Various tools have been developed with DynamoRIO [6]. The framework we used keeps all the client and toolbox in a separate address space and modifies as little as necessary of the original code, while DynamoRIO links with the target application and execute code only from the code cache.

Dynamic binary translation also operates at run-time on the executable, but translates it to a different ISA. It has been implemented several ways, such as Qemu [4], FX!32 [8], or Transmeta’s Code Morphing System [10]. We generate code for the same ISA (only targeting a different extension). This gives us the ability to avoid much of the complexity of such translators, and to execute mostly unmodified application code, focusing only on hotspots.

7 Conclusion and Perspective

In this paper, we have focused on maximizing the utilization of SIMD extensions on-the-fly. For this purpose, we use a lightweight profiling to detect frequently executed sections of code. We adopt two techniques based on dynamic binary rewriting and which optimize loops belonging to the hot-code. On the one hand, eligible loops that were compiled for the SSE SIMD extension are converted to AVX at runtime. We leverage the effort of the static vectorizer, and only extend the vectorization factor, while guaranteeing that the transformation is legal. We show that the overhead is minimal, and the speedup very significant. Moreover, runtime information such as actual alignment of memory accesses, can also result in substantial performance improvements. On the other hand, the scalar loops are lifted to the LLVM intermediate representation. At this level, which hides the target machine details, we have showed that it is possible to handle the loops using the polyhedral model.
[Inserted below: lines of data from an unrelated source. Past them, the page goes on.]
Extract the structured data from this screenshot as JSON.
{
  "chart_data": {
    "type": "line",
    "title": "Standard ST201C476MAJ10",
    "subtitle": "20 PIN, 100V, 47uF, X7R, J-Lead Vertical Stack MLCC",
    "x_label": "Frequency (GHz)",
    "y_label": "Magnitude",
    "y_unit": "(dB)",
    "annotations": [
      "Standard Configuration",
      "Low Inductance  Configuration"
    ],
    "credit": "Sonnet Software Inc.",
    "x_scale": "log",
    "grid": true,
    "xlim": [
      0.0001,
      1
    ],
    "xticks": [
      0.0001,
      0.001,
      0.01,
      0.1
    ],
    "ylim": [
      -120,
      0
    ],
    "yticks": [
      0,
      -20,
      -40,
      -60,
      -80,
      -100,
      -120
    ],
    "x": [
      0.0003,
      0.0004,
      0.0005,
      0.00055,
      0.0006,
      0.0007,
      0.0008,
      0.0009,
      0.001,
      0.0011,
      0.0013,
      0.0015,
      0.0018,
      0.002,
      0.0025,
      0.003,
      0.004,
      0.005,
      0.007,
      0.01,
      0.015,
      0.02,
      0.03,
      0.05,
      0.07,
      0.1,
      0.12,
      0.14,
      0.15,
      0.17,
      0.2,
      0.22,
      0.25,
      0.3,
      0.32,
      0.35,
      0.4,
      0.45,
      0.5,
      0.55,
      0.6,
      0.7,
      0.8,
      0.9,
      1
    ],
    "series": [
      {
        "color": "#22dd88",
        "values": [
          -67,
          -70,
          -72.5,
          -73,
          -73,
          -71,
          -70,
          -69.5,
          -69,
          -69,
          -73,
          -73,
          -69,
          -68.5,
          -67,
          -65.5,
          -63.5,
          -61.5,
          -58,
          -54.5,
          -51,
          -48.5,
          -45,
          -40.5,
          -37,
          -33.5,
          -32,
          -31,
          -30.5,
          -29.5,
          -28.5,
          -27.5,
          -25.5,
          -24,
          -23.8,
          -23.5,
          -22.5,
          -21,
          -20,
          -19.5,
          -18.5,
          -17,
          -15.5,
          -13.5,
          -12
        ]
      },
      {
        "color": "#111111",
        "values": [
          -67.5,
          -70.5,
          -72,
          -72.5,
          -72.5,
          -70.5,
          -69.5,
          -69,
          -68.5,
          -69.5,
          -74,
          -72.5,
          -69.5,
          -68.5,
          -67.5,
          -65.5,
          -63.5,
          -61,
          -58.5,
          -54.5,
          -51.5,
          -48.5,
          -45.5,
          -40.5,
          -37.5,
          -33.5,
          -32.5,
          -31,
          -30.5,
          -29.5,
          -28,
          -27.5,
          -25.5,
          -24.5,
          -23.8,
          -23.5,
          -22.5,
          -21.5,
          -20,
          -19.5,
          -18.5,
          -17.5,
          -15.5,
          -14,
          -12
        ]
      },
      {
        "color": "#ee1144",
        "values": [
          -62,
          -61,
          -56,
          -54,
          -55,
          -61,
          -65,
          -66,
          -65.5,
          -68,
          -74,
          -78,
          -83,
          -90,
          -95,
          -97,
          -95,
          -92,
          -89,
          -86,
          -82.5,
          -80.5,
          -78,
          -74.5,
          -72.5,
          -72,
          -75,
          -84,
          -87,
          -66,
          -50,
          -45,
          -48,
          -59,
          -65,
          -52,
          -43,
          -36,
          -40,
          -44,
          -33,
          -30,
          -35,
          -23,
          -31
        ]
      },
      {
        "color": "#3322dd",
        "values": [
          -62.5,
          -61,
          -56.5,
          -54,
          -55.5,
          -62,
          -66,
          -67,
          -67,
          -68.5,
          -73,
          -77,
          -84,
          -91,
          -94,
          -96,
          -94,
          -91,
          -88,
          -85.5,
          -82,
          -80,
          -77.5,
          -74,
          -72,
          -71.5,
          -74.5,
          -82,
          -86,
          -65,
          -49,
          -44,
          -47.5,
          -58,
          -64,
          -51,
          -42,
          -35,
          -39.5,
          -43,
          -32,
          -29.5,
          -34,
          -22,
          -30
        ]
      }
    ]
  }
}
They are then vectorized when possible. Finally, they are compiled into executable form using the LLVM JIT compiler. The results show the effectiveness of the approach.

In the near future, we plan to extend the range of applied loop optimizations by taking advantage of the whole polyhedral model framework at runtime, thus handling on-the-fly automatic loop tiling and automatic loop parallelization, for instance.